Puis vient le regret de voir un grand malentendu s’installer : les femmes ont pris la parole et au lieu de voir l’écoute se libérer, elles observent qu’on se précipite pour dire « c’est pas moi ! ». Dans désolidarisation, elles comprennent déresponsabilisation. Elles attendaient plutôt que les hommes soutiennent le mouvement, fassent éventuellement leur propre examen de conscience sur d’éventuels comportements maladroits ou inappropriés qu’ils auraient pu avoir et se montrent désormais intraitables quand ils sont témoins d’une situation de sexisme ordinaire ou de harcèlement sexuel caractérisé. Mais au lieu de ça, ils se contentent de se défausser individuellement !? C’est donc la déception.

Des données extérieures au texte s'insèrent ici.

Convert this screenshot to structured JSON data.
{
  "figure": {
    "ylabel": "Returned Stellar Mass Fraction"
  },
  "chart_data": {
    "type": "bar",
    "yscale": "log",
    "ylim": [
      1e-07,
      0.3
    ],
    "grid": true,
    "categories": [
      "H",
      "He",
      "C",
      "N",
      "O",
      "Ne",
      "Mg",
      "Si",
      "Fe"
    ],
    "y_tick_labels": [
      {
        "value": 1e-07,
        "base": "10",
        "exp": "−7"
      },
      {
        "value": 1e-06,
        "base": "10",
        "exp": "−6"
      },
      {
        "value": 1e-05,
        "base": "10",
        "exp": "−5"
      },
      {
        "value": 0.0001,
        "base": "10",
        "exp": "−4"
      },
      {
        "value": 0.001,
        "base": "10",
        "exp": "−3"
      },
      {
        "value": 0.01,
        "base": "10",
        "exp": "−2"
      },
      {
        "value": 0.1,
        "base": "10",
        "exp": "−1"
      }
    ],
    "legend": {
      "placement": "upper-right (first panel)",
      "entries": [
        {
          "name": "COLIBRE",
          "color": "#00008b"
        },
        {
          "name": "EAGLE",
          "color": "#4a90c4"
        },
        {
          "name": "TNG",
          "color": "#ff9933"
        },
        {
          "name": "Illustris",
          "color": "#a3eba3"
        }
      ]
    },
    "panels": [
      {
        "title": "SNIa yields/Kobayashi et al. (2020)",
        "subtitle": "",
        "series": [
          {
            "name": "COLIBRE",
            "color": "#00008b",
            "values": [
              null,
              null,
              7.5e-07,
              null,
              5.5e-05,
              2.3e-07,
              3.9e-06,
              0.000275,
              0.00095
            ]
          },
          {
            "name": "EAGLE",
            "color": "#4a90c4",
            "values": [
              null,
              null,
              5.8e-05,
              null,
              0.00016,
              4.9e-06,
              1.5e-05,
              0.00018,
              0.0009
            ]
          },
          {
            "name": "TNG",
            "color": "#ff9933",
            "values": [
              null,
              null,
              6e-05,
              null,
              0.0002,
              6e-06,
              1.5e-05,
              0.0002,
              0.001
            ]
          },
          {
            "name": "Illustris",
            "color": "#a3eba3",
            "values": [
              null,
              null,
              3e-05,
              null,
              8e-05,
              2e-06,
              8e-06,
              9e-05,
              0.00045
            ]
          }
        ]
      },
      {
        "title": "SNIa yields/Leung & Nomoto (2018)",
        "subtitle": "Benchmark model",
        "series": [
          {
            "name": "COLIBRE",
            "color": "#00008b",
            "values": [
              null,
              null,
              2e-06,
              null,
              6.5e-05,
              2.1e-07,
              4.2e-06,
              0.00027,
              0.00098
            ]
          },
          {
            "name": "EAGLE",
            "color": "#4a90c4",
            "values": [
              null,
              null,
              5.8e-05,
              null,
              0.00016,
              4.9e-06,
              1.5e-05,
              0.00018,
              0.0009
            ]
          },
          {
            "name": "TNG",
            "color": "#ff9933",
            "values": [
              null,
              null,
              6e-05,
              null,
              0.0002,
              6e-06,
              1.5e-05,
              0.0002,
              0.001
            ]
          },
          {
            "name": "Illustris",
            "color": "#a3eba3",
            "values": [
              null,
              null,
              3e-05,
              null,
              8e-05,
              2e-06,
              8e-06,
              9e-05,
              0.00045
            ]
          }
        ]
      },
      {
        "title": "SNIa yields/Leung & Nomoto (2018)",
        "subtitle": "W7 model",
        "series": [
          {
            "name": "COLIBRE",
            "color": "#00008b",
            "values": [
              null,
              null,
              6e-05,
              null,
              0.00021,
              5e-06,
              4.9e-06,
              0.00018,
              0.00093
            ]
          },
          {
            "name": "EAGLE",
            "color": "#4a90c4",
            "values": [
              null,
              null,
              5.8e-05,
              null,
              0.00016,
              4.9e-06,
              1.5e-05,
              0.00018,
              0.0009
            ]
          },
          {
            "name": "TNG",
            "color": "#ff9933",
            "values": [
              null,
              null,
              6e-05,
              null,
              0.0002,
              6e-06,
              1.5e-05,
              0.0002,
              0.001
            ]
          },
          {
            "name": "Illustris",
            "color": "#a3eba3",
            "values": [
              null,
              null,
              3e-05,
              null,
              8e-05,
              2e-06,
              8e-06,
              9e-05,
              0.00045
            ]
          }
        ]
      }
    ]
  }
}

Tout un cadre de la relation femmes/hommes à réinventer
Une fois fait le constat de ce sinistre malentendu, comment penser l’avenir de la relation entre les femmes et les hommes sans en revenir à l’ère pré-#MeToo? Sans doute, faut-il commencer par prendre au sérieux aussi bien la prise de parole des femmes que les inquiétudes qu’elle peut susciter. Et si toutes ces questions pouvaient se résumer en une seule : pourquoi le rapport entre femmes et hommes serait spontanément biaisé quand celui des hommes entre eux et des femmes entre elles semble plus simple, ou en tout cas moins empreint de tentation séductrice ?
L’essentialisme radical tranchera le débat en invoquant les nécessités primaires de la perpétuation de l’espèce, avec tout ce que ça implique de déconsidération implicite des orientations non hétérosexuelles et de réduction de l’humain à un primate décérébré incapable de quoique ce soit d’autre au cours de son existence que de se reproduire. C’est assurément une réponse limitée, qui ne satisfera probablement pas la majorité d’entre nous.
Alors quoi ? C’est en fait tout le cadre du rapport femmes/hommes en général et du rapport de séduction en particulier qui est à redéfinir. Le vieux schéma de l’homme qui prend la main et de la femme qui consent ou non, a vécu. Porteur de rapports de pouvoir qui n’ont pas forcément grand chose à voir avec le désir et le sentiment amoureux, il prive hommes comme femmes de toute une partie de la palette étendue des modes séductionnels et relationnels appelant plus ou moins d’intimité selon les personnes, les interactions et les moments de vie : la complicité, la collaboration et le partage, la camaraderie, le compagnonnage, l’amitié, la fraternité/adelphité et la solidarité, le dialogue équitable, les jeux de l’accord et du désaccord dans la conflictualité constructive, les stimulations du rapport négocié, et bien sûr toutes les variations du désir et du sentiment amoureux, dans le respect de la liberté de chacun·e.